We are entering a new age of consumer fun and function. AI is going to supercharge both the utility and entertainment of consumer products, introducing new form factors and experiences that feel made for me. As Jared wrote recently, we are ready for the weird. Models trained on our own data and tailor-made for our own needs will shape this next generation of breakout software. Whatever the specific use case– social networks, games, chiefs of staff, personal stylists, study companions, romantic relationships, financial advisors, healthcare co-captains–the ability to quickly ingest our data with enough signal and scale to seamlessly personalize results is a critical step.
Getting users to do setup “work” has generally been difficult, even when that work may pay off. The web is littered with abandoned carts from sign up pages full of fields.
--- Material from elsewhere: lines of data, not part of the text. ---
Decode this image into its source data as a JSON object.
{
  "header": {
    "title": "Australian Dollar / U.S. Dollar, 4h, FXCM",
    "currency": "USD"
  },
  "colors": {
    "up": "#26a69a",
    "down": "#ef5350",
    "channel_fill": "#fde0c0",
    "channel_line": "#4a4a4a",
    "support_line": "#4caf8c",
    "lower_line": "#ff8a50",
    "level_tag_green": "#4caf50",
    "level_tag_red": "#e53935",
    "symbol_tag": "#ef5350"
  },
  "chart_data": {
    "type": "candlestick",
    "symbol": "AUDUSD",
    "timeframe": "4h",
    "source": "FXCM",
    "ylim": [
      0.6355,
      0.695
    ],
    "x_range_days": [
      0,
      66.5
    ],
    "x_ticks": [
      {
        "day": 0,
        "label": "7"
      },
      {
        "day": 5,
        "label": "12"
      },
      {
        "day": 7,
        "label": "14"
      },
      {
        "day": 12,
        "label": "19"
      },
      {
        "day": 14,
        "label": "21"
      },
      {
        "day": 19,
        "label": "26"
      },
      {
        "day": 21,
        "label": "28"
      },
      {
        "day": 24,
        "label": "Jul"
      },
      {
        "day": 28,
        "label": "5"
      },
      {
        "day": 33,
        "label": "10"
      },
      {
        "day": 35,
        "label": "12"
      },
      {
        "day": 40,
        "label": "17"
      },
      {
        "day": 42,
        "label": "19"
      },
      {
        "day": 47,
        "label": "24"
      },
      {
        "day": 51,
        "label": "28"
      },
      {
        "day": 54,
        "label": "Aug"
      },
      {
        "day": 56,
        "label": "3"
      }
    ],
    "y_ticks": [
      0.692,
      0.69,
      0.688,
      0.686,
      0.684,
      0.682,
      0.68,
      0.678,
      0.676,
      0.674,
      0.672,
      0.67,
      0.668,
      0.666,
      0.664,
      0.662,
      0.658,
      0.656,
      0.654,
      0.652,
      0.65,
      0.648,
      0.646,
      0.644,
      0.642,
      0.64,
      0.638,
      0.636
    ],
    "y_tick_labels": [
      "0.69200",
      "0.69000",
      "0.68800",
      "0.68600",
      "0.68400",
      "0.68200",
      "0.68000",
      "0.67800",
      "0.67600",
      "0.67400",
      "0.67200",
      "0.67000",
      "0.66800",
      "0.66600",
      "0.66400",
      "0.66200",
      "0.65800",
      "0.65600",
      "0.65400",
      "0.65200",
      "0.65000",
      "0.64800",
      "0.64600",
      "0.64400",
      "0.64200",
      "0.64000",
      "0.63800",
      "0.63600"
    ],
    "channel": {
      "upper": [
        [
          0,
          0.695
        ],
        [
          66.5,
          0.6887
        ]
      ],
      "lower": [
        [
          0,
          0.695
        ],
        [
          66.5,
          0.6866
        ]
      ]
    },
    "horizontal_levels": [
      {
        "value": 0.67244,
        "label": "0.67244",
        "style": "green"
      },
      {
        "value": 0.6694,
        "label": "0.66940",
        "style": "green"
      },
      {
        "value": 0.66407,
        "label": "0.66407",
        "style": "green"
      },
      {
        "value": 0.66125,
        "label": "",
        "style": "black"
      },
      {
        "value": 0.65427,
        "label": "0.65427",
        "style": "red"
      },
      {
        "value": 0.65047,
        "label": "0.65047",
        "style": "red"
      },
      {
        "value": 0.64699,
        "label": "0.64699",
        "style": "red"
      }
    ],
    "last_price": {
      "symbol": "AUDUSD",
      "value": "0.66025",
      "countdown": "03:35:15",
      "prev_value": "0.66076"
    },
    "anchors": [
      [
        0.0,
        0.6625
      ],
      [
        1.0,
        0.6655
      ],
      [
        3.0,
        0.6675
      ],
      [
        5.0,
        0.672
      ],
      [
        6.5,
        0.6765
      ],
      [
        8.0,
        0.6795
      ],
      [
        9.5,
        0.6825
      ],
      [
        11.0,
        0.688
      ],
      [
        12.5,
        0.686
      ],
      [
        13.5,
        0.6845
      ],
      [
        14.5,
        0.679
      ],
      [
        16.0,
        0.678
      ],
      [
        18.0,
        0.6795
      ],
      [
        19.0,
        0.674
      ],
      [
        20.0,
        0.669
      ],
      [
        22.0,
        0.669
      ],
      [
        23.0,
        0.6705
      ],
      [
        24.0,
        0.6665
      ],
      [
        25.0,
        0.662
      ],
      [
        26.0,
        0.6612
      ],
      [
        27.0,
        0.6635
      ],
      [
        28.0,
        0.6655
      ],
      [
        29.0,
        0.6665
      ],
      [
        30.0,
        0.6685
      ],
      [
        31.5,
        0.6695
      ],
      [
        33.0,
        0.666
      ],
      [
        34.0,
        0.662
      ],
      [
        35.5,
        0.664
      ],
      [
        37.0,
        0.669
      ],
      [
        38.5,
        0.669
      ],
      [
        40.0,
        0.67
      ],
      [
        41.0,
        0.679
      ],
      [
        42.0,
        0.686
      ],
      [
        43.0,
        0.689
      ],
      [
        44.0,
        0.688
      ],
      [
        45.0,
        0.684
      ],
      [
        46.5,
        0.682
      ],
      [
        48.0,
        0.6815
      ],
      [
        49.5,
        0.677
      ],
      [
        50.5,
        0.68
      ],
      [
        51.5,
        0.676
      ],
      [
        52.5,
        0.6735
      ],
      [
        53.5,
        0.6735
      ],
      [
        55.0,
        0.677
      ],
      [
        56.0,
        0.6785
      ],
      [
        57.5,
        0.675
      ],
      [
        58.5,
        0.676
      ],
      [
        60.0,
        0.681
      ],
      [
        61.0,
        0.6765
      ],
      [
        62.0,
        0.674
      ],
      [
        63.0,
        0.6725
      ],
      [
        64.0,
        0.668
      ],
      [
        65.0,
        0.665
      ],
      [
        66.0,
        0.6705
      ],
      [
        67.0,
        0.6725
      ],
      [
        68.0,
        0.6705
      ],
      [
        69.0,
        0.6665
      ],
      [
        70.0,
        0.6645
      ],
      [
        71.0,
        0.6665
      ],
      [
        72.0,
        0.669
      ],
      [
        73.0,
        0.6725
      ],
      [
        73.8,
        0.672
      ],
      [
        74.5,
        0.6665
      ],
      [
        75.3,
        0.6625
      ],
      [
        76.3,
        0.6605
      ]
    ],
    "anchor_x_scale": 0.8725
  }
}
Netflix learned early on that tailoring the algorithm off of what we watch, even if that means initially the content isn’t as personalized, is a better approach than keeping that tedious preference funnel they started with. The best new products are likely to figure out how to make that data collection both easy and, ideally, a fun part of the experience instead of an upfront cost. The two options to do this seem to be:
- Make all my personal data seamless and portable. As Plaid has done for financial services, we need a robust enablement layer that creates the data network for consumer applications. The easiest way to jumpstart new personalized products requiring training would be to connect and move my data from existing sources with high signal (email, messaging, socials, browsing, fitness apps, etc.) This requires trust in the new product I am trying, fast utility that makes that user “give” worth it, and, primarily, ecosystems open enough to allow for those connective tissues to form.
It also increasingly favors an ecosystem where controls over data sit with the person and not the platform. Albert outlined this idea a bunch of years ago when he wrote a post imagining what the internet would look like if we all had the right to be represented by a bot. Right now, accessing and sharing, let alone protecting, our personal data is too difficult by design. Changing it will require a combination of pressures: technology pressure that makes this data portability easy; regulatory pressure on the systems that currently control it; and consumer pressure with users actually asking for it and knowing what they want to do with it. There really hasn’t been enough we could do with most of our consumer data, even if we had better access to it. But, now, the applications that will demand this are getting closer. We can imagine using our existing data from our email, browsing, search, swiping, or transacting to train a personal model, get the most fun and useful apps up to speed on us quickly, and create faster and better fun and utility.
- Make collecting training data super fun, repeatable, and useful so the “investment” feels both “buttery” and like utility. If in web 2.0 training comes from the breadth of my social graph, in AI-driven consumer it will come from the depth and relevancy of my personal data. The success of the party isn’t driven by the guest count but the experience of each guest, even if some applications will both enable better social engagement over time and also be improved by it. With a cold start data challenge instead of a cold start social graph challenge, builders are incentivized to create depth and consistency of use and engagement rather than sheer scale of signups. Think: Tinder teaching addictive swiping or Hunch’s addictive questions back in the day. The best new products will invent new forms of engagement to collect the most and highest quality data in the most fun and novel ways.
We’re ready for the weird but we are also ready for the market and behavioral shifts that support the weird: open systems of moving data around for user-controlled and determined training and retention-obsessed applications committed to that intersection of fun and utility.